In undirected connected graph how to find set of vertices removing which graph becomes disconnected?

Question

I know that in undirected connected graph articulation point is a vertex after removing which graph becomes disconnected. For Java code I followed this link http://algs4.cs.princeton.edu/41undirected/Biconnected.java.html.

Now suppose we have above graph-

In above graph there are no articulation points because graph does not become disconnected by removing any single vertex. But we can make graph disconnected by removing more than 1 vertex, for example if we remove 4,6 vertices graph becomes disconnected.

How to find set of vertices such that after removing those vertices graph becomes disconnected. Lets say that there is limit of vertices that can be removed and it is 3. Meaning we cannot remove more than 3 vertices at a time to make graph disconnected.

Approach I am thinking-

Step 1 - Run algorithm to find single articulation point.

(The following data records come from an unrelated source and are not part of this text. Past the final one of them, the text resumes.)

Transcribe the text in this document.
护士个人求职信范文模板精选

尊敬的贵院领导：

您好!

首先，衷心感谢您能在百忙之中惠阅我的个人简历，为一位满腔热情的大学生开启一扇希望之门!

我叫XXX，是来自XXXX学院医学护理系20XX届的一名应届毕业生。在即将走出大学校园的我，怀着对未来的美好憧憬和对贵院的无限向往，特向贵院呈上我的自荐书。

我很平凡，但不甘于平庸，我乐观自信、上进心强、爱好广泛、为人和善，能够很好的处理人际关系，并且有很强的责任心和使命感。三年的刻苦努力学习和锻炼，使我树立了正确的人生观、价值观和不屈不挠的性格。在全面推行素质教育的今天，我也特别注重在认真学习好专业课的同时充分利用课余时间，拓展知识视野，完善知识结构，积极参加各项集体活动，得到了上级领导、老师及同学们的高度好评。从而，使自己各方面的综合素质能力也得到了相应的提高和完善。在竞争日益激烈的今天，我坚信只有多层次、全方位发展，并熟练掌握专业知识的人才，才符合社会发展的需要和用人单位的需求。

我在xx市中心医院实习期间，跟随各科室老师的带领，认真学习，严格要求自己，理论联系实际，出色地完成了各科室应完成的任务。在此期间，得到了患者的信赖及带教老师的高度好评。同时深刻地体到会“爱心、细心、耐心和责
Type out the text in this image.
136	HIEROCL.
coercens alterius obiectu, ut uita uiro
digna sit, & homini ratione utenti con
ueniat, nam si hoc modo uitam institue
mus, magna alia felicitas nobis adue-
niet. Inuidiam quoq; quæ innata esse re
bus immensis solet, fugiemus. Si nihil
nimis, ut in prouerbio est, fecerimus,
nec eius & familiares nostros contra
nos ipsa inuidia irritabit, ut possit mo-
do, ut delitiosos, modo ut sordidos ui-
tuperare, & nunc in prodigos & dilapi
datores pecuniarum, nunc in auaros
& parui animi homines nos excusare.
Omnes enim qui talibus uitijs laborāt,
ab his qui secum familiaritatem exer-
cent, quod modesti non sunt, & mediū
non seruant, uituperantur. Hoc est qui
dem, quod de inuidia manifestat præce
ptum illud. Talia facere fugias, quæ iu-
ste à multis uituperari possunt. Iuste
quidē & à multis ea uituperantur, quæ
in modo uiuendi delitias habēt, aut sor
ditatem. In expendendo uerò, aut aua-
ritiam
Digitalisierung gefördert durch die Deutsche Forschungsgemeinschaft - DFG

Step 2 - If after step 1 there is no articualtion point we remove a vertex from graph and run articulation point algorithm, we do this for all vertices in graph. Using this we can find 2 vertices (1st is vertex that was removed before running algo and 2nd vertex is found after running algo) whose removal will make graph disconnected and program will stop because we have found set of vertices.

Step 3 - If we are not able to find set of vertices in step 2, we remove 2 vertices from graph and run articulation point algorithm. We run this algorithm after removing each pair of graph vertices. Using it we can find set of 3 vertices removing which graph will be disconnected. If still graph is not disconnected we dont run program any further because our limit of vertices that can be removed is 3.

I think there is better approach for this.

How to find minimum set of vertices after removing which graph becomes disconnected.

What can be the better approach to find set of vertices removing which graph becomes disconnected.

Answer 1

See http://www.cs.colorado.edu/~hal/Papers/expandersC.ps.gz for the best algorithm that I know of for calculating minimum vertex cuts.

Answer 2

For any vertex with degree (i.e., neighbour count) d, removing all d of its neighbours will disconnect the graph (unless those are the only other vertices in the graph). So that right away gives you an upper bound on the number of vertices you will need to delete, as well as the actual vertices you could delete to achieve that bound: Just look for a vertex of minimum degree, and delete all of its neighbours.

In your example graph, you know this is the optimal solution, since there are vertices with degree 2, and you have already ruled out solutions of size 1 because you have found that the graph is biconnected (i.e., contains no articulation point). In general however, it may be possible to do better than this upper bound: For example, consider a graph consisting of 2 copies of a clique on k vertices, plus 2 additional edges (u1, v1) and (u2, v2), with u1 and u2 from the first clique and v1 and v2 from the second. This can be disconnected by deleting just u1 and u2 (or just v1 and v2), even though the minimum degree, k, can be made arbitrarily large.